With so many academic and extracurricular demands on kids today, many parents are passing on assigning chores at home.
In a survey of 1,000 adults, 82 percent said they had to do regular chores growing up, but only 28 percent said they require their own children to do chores. Yet, there’s lots of research that shows chores can be good for kids.
Sweeping, mowing, mopping, and wiping; what kind of chores did you have as a kid?
While kids definitely hate a long chore list, research shows it’s good for them! A study by the University of Minnesota found children who began chores when they were three and four years old grew up to be more successful academically, socially, and in their early careers.
Another survey found 87 percent of parents who required chores said their kids were doing well in school versus 61 percent who didn’t require chores.

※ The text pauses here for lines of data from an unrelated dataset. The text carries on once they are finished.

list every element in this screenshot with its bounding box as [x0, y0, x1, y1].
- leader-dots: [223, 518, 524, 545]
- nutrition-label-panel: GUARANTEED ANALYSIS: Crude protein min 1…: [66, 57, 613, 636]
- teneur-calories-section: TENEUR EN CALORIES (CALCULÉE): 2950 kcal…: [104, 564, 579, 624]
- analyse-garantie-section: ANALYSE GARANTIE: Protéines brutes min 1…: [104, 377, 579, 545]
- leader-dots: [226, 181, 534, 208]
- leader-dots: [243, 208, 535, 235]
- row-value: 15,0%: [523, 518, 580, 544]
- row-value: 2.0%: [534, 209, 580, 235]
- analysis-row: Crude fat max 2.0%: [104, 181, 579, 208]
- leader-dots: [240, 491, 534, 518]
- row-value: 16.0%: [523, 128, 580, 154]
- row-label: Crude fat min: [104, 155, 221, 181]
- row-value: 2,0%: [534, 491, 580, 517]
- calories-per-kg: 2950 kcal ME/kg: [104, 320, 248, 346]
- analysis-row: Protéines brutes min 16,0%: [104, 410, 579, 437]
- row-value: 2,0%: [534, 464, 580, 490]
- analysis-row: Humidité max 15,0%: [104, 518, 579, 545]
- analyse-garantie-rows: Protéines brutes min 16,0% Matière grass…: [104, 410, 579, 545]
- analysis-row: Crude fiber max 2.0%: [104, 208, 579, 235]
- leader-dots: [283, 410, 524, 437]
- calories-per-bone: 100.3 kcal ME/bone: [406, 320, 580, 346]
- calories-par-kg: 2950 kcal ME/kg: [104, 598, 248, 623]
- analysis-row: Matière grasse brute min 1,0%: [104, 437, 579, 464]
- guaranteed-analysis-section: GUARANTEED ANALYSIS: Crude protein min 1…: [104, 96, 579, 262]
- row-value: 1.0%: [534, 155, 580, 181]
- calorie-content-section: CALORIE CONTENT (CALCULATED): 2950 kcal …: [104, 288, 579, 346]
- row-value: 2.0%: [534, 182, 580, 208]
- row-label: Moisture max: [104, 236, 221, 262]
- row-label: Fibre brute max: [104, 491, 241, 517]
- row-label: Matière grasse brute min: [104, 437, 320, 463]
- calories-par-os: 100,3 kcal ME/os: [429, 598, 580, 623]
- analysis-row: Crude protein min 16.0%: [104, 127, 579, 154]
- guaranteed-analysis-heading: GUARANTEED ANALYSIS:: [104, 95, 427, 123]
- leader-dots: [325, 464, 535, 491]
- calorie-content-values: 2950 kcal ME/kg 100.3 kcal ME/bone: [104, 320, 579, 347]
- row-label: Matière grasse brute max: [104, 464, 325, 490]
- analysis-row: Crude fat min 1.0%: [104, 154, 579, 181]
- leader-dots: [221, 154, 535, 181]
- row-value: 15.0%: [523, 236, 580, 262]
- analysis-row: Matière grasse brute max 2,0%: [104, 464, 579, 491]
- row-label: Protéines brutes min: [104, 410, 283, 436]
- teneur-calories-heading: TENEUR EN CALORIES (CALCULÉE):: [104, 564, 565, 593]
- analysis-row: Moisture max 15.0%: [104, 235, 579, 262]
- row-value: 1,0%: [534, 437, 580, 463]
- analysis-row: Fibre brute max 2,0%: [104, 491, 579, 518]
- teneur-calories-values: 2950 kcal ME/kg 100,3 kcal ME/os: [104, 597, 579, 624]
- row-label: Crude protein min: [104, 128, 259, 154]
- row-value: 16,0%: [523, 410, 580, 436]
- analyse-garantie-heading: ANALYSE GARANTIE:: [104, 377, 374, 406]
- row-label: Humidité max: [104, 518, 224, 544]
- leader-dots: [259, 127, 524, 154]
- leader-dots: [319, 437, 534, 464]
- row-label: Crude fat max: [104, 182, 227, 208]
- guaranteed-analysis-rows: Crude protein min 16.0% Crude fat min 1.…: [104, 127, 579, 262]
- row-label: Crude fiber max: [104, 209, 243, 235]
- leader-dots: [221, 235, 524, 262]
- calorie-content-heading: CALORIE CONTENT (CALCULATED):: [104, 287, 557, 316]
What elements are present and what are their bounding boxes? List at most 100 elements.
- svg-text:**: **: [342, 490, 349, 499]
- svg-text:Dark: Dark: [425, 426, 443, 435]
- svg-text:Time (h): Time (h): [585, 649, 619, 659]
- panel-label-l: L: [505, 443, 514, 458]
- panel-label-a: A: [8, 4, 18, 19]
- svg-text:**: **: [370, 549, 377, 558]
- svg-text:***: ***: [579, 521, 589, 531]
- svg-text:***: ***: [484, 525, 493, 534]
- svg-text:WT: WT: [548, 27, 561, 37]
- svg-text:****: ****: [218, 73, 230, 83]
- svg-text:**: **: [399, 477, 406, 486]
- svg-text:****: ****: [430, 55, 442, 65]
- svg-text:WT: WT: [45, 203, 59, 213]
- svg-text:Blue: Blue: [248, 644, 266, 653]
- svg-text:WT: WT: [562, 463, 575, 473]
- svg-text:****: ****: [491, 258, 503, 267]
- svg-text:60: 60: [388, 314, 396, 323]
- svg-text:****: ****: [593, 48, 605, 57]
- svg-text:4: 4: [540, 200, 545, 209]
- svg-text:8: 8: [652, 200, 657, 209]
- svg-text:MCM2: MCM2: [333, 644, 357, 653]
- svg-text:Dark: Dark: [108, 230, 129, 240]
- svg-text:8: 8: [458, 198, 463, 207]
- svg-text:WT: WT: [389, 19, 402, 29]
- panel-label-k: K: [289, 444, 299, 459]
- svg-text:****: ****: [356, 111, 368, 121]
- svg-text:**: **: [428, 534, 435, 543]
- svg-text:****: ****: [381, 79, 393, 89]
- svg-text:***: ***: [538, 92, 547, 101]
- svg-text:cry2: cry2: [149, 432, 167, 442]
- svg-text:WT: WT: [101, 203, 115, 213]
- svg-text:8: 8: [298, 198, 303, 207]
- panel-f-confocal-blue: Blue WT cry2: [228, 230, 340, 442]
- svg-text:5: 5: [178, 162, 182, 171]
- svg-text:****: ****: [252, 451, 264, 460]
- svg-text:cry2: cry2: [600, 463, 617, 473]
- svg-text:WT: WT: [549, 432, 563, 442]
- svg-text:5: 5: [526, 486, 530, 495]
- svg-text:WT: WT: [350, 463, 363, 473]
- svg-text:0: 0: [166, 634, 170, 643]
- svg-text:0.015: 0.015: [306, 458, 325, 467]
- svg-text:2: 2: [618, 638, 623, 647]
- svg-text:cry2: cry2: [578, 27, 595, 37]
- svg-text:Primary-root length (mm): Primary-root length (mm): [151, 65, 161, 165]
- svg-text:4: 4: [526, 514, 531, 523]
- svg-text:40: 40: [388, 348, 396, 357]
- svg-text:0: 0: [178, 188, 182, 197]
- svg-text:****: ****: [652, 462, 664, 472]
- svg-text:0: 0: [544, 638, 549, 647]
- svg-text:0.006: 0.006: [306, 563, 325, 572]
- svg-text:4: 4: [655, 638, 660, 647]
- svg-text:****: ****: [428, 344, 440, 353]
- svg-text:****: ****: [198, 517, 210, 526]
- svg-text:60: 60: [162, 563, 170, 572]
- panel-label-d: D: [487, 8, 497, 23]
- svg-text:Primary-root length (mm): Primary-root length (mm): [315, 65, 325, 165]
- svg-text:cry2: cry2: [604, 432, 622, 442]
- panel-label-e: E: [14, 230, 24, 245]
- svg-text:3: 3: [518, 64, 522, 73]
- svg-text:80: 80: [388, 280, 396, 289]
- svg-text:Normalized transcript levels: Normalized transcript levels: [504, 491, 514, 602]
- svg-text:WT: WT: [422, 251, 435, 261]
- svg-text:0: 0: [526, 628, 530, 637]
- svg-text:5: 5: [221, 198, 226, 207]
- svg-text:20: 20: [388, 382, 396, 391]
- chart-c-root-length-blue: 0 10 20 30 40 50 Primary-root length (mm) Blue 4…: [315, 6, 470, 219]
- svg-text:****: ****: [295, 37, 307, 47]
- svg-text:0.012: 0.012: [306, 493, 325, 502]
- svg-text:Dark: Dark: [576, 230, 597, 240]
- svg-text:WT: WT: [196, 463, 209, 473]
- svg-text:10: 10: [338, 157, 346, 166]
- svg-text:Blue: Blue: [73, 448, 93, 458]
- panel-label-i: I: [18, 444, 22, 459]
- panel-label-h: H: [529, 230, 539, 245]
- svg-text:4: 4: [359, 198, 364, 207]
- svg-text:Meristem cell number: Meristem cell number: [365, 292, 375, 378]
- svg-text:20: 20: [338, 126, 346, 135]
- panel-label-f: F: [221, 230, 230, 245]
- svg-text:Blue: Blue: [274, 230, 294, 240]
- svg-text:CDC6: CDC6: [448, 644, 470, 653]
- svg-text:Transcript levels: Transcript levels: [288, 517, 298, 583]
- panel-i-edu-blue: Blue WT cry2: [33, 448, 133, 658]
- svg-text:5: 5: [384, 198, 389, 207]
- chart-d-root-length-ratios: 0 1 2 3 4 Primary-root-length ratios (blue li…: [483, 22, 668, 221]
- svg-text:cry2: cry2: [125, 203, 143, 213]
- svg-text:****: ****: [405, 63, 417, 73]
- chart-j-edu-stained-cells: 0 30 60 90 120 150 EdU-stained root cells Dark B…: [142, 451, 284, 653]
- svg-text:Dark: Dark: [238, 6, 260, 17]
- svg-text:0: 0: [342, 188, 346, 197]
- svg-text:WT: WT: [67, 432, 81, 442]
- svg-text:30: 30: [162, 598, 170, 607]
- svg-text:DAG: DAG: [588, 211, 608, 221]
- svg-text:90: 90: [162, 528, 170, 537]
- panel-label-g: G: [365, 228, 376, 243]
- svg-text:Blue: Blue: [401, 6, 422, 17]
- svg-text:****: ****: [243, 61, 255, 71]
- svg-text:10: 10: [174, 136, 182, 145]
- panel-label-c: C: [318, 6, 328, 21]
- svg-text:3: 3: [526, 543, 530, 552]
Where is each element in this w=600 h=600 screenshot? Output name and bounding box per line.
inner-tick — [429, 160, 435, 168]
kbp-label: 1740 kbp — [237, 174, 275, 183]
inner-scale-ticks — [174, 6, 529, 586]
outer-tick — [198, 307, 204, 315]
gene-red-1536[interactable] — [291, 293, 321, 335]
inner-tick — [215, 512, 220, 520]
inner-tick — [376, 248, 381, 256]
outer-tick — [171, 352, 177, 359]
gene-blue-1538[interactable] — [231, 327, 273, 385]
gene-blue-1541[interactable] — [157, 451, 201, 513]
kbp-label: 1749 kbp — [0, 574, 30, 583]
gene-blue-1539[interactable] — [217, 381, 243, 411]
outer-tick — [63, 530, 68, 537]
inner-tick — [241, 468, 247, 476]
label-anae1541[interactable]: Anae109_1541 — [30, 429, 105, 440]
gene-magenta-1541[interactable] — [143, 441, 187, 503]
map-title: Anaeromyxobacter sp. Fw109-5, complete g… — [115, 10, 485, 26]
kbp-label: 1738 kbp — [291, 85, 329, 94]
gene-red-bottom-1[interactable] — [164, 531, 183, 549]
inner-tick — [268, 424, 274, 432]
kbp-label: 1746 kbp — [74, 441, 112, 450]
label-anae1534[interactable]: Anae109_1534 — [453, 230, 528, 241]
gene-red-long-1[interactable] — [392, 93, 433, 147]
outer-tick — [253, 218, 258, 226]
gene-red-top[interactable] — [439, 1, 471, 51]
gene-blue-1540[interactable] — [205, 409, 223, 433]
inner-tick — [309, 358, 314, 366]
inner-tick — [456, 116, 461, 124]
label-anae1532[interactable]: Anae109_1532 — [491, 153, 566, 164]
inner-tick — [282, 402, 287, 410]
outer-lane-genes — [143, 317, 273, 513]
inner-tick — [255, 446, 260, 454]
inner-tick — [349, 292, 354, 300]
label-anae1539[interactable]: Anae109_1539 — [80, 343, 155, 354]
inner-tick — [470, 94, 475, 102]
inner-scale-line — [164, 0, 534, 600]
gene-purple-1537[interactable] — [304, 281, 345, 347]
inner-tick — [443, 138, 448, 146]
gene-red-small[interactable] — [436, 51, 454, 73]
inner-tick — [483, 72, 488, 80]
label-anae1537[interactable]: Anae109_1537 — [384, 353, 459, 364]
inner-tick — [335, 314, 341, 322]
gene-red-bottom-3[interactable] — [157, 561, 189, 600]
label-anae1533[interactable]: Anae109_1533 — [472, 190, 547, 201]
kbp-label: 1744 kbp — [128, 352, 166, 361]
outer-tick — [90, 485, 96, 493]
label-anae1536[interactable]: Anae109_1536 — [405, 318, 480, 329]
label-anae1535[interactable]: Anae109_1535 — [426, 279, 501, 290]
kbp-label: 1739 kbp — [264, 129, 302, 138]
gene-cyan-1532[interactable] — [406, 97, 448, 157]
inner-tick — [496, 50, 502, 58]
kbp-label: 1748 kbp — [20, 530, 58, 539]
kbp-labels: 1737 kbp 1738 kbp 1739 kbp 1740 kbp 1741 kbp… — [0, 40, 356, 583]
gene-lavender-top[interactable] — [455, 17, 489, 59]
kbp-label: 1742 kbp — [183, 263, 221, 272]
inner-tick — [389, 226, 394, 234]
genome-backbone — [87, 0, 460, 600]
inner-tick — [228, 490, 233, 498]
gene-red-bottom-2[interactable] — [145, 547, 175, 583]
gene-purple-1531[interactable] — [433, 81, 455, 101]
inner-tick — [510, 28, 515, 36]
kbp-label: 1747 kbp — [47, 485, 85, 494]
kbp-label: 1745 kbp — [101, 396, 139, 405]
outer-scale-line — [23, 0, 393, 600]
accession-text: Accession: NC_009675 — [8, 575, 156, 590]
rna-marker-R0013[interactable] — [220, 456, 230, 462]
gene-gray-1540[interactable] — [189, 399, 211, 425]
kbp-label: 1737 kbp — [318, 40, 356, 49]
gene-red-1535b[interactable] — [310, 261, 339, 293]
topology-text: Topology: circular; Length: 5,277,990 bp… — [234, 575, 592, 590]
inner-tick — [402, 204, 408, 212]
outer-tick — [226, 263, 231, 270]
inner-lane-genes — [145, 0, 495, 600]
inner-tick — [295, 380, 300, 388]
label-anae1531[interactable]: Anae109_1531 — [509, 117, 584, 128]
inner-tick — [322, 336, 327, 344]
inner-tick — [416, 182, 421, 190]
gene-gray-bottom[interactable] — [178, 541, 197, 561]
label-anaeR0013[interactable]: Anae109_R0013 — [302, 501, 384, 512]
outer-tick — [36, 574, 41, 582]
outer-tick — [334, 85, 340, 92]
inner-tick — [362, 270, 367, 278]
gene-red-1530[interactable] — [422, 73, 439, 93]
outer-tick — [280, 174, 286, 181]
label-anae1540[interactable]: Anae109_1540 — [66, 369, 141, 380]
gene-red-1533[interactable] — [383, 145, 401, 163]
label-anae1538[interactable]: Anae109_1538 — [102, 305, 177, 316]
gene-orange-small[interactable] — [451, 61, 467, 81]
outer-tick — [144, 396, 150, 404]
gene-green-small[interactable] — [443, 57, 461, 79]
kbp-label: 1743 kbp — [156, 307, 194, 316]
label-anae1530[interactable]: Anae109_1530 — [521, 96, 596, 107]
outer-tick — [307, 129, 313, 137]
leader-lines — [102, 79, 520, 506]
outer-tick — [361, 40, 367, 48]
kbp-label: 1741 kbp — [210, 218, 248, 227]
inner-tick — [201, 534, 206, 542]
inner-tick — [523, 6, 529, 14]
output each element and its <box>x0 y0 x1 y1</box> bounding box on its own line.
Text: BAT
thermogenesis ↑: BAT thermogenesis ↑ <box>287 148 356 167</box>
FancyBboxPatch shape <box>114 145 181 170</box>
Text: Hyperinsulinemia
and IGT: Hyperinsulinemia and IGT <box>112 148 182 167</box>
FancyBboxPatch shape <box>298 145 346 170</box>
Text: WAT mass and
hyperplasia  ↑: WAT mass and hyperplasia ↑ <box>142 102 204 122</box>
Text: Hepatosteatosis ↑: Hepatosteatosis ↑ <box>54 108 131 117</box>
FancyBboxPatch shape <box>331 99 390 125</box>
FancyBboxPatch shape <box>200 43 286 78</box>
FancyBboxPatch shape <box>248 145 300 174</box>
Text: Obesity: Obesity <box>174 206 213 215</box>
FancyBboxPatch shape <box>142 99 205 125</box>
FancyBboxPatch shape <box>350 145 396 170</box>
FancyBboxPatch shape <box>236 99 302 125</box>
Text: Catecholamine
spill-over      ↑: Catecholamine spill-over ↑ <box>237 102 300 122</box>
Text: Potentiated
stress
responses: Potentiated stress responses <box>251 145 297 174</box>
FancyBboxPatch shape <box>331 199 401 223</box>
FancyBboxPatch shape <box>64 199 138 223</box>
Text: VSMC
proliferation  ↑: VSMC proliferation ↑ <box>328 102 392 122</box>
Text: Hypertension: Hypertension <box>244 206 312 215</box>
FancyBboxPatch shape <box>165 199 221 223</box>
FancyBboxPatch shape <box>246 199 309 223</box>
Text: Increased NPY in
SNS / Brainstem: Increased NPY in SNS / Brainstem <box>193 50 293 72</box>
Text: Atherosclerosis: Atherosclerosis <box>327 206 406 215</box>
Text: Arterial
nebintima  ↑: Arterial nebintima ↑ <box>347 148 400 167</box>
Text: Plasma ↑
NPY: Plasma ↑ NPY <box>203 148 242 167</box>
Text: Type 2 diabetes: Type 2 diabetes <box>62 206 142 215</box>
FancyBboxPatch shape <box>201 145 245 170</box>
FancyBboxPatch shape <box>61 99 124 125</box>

Some ways to help your kids succeed: be specific about what they need to do. Don’t just say, “dust the furniture.” Show them how it’s done first.
Also use a chore chart to keep track of what needs to be done and put it in a central location.
And assign chores that benefit the whole family. Try to make it a family affair. Set aside time for everyone in the house to do chores.
And if your kids complain, just tell them it’s for their own good!
Experts are divided about whether it’s a good idea to pay children for household chores. Many say giving them money for work trains them for the real world. Others argue that kids will expect to be paid for every little task.
One way to solve the problem: have a minimum list of chores that must be completed and if kids go above and beyond by doing more, they can get paid for those.